Précisions de Philippe Schœller :
''La "matière silence", celle-là même qui étoffe le cinéma muet, même si les films étaient à l'époque fréquemment 'accompagnés' par un pianiste, cette matière-silence est ici fondamentale pour Dura Lex. Chacun des 14 épisodes de Dura Lex doit sonner comme un départ qui, peu à peu, lance l'énergie sonnante et résonante de l'ensemble instrumental pour être, progressivement, “absorbée par la matière-silence”, par l'imgae filmique qui, seule, reste dans le muet, dans le musical comme éloigné en une perspective infinie. Comme si la limite du son était le point où le silence l'engloutit, l'absorbe à jamais, par l'image muette. Par l'oeil. Par conséquent les musiciens s'efforceront de prendre grand soin à bien répartir les gestes de résonance comme des tenues souvent très subtiles, composées ici dans un esprit toujours chambriste. Pour cette raison précise les instruments ne doivent pas être amplifiés.”

Note de Philippe Schœller :
"Dans ce film bouleversant, terrible, où l'irréversible soude le sentiment tragique du temps, j’ai immédiatement été saisi par "la musique de l’œil" c’est-à-dire le génie de Koulechov à faire langage par l’œil, par un système extraordinaire qui, ayant le son en absence, ferait parer d'un langage anté-sonore tout ce qui fait l'oeil attentif, rêveur, sensible.
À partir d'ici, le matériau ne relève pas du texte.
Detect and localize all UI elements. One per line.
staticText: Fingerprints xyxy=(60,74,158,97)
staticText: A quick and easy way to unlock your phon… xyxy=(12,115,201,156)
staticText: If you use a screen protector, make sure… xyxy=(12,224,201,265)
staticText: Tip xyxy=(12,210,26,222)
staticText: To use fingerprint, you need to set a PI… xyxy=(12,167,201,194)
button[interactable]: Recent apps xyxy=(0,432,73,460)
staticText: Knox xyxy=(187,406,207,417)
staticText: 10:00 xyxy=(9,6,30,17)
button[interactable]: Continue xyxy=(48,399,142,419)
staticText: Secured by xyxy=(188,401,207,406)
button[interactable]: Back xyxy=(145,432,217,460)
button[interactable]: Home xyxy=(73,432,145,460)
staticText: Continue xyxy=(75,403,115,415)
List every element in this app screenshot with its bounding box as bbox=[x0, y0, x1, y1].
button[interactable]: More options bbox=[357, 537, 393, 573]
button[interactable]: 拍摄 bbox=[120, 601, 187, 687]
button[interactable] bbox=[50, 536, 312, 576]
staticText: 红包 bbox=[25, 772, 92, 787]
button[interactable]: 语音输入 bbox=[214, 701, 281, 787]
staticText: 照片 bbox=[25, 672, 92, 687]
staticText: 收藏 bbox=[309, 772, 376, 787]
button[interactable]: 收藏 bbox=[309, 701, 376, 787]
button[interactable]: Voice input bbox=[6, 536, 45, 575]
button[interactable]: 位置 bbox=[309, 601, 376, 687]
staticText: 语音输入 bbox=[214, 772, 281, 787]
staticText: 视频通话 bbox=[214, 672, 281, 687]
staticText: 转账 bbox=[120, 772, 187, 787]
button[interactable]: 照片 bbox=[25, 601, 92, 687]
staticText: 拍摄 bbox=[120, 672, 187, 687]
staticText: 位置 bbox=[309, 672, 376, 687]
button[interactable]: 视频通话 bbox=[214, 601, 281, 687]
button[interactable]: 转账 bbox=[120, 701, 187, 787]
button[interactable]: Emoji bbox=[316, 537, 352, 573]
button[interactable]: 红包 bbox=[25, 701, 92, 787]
Koulechov a inventé une musique au cœur de l’œil muet, avec son mouvement, sa propre description des formes temporelles en défilements, lancées, ruptures, flux et tensions. Cette musique de l’œil je ne voulais surtout pas la commenter, me plaquer dessus, ou la troubler de façon grossière en la soulignant ou en m'en servant comme d’un contre-pied ou d’un prétexte, d’un support de temps. Bref, pour moi, avec Dura Lex, la perle c’est bien la musique de l’œil. L'écrin, alors, peut-être, serait quelque musique précise, raréfiée et intense sans être pour autant lacunaire.
Deux axes guidèrent alors l’écriture de la partition, ici pour septuor : le premier axe était le subtile, le rien -les belles énergies fines de la physique et la neurobiologie-, alors l’infinie dentelle de l’écriture chambriste, sertie par le silence de l’image muette, comme si le son musical était absorbé dans le mouvement de l’image. Le silence comme matière donc, car comme limite où l’oreille touche le muet de l’œil quand celui-ci parle.
Le second axe partait du principe suivant : le film peut se découper en 14 épisodes, au cours desquels la métaphysique du sentiment humain traverse un éventail inouï de différences, de profondeurs, de gouffres ou d’élans de lumière, et ce à travers une architecture du temps en forme de ligne asymptotique, de point qui fuse vers une limite impossible, une perspective infinie, et où la fin du film touche à un espace hors du temps. Par-delà toute forme d’illustration de l’image, ou, bien sûr, par-delà tout contre-pied -décalage moderniste, je décidai de parcourir 14 latitudes de cette « planète » Dura Lex, et d’installer 14 microclimats musicaux très clairement, au fur et a mesure des 14 épisodes, 14 signatures relativement simples car en forme de retrait, de tact et de distance élégante par rapport à la force de la musique de l’image.
Les 14 épisodes se répondent les uns les autres. Comme les ouvertures multiples d’un terrier d’animal. Les échos d’un épisode à l’autre étant toujours d’une façon de lier les bras de la spirale tragique, la spirale du processus tragique où nous emporte le temps. Le temps tragique, pur, solaire et écliptique selon Koulechov par ce film : une métaphysique du sentiment où, précisément, la politique musicale et sonore peut apparaître et disparaître, comme un parfum et ses effluves. Un temps onirique."